It has been a long time since I read about DU slugs. The prototypes were produced rather a long time ago, in the seventies, I think. One of the controversial issues was whether what they did constituted a “nuclear weapon” with respect to treaties regarding the use of such things. The defense was that the process that raised the temperature of the uranium was not a self-sustaining one, nor was the result a bomb in the sense described in the treaties under consideration at that time.
Uranium does compress under extremes of force. No, I don’t have a materials text to refer you to, only the understanding that that is why implosive triggers work on fissile materials such as U[sub]235[/sub]. While it does not release sufficient numbers of neutrons easily to create a chain reaction, U[sub]238[/sub] does decay far more rapidly when compressed in the impact with armor at high velocities. That differs markedly with the energy released in a chain reaction fission explosion, but it is still very great, compared to the energy levels of chemical and mechanical interactions. A thousand degrees Celsius is a cool spot in a fission bomb, but in a tank it represents a significant hazard. Chemical processes don’t produce those ranges of temperature.

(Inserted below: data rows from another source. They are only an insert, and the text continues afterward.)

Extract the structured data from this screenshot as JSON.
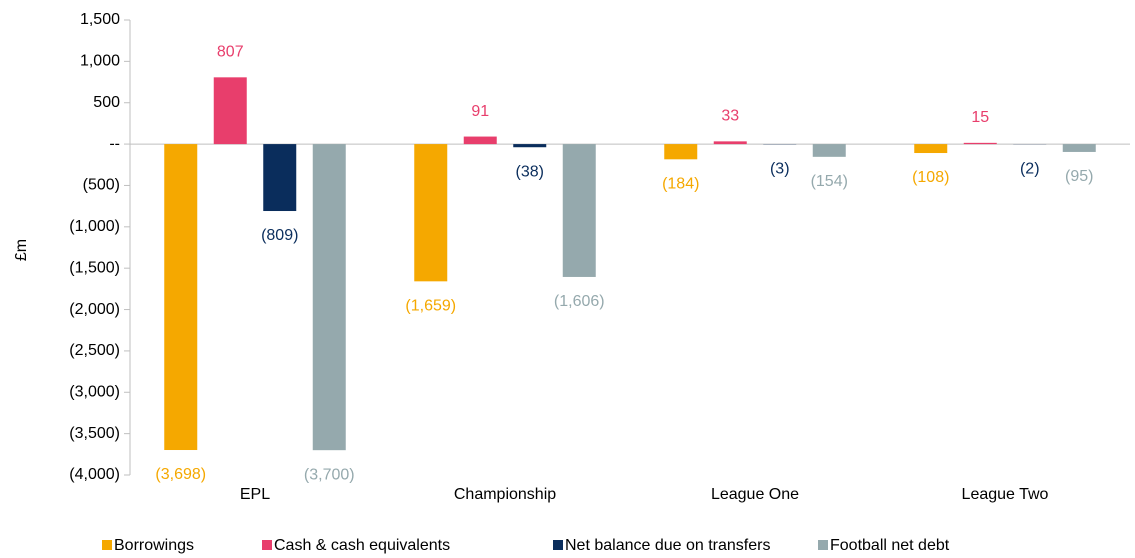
{
  "chart_data": {
    "type": "bar",
    "y_label": "£m",
    "categories": [
      "EPL",
      "Championship",
      "League One",
      "League Two"
    ],
    "series": [
      {
        "name": "Borrowings",
        "color": "#f5a800",
        "values": [
          -3698,
          -1659,
          -184,
          -108
        ],
        "value_labels": [
          "(3,698)",
          "(1,659)",
          "(184)",
          "(108)"
        ]
      },
      {
        "name": "Cash & cash equivalents",
        "color": "#e83e6c",
        "values": [
          807,
          91,
          33,
          15
        ],
        "value_labels": [
          "807",
          "91",
          "33",
          "15"
        ]
      },
      {
        "name": "Net balance due on transfers",
        "color": "#0a2d5c",
        "values": [
          -809,
          -38,
          -3,
          -2
        ],
        "value_labels": [
          "(809)",
          "(38)",
          "(3)",
          "(2)"
        ]
      },
      {
        "name": "Football net debt",
        "color": "#95a9ad",
        "values": [
          -3700,
          -1606,
          -154,
          -95
        ],
        "value_labels": [
          "(3,700)",
          "(1,606)",
          "(154)",
          "(95)"
        ]
      }
    ],
    "ylim": [
      -4000,
      1500
    ],
    "yticks": [
      {
        "value": -4000,
        "label": "(4,000)"
      },
      {
        "value": -3500,
        "label": "(3,500)"
      },
      {
        "value": -3000,
        "label": "(3,000)"
      },
      {
        "value": -2500,
        "label": "(2,500)"
      },
      {
        "value": -2000,
        "label": "(2,000)"
      },
      {
        "value": -1500,
        "label": "(1,500)"
      },
      {
        "value": -1000,
        "label": "(1,000)"
      },
      {
        "value": -500,
        "label": "(500)"
      },
      {
        "value": 0,
        "label": "--"
      },
      500,
      {
        "value": 1000,
        "label": "1,000"
      },
      {
        "value": 1500,
        "label": "1,500"
      }
    ],
    "grid": false,
    "legend": "bottom"
  }
}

The DU slugs aren’t hot all the time. They do produce some small amount of heat just sitting around, but not enough to burn anyone. The primary radiation effect is alpha particles, which can be contained within steel-jacketed slugs. The compression of the DU increases the decay rate for a very short time, and then it levels off and stops as the expansion due to heat moves the nuclei further apart. The amount of heat produced is trivial in comparison to a nuclear chain reaction, and inherently self-limiting.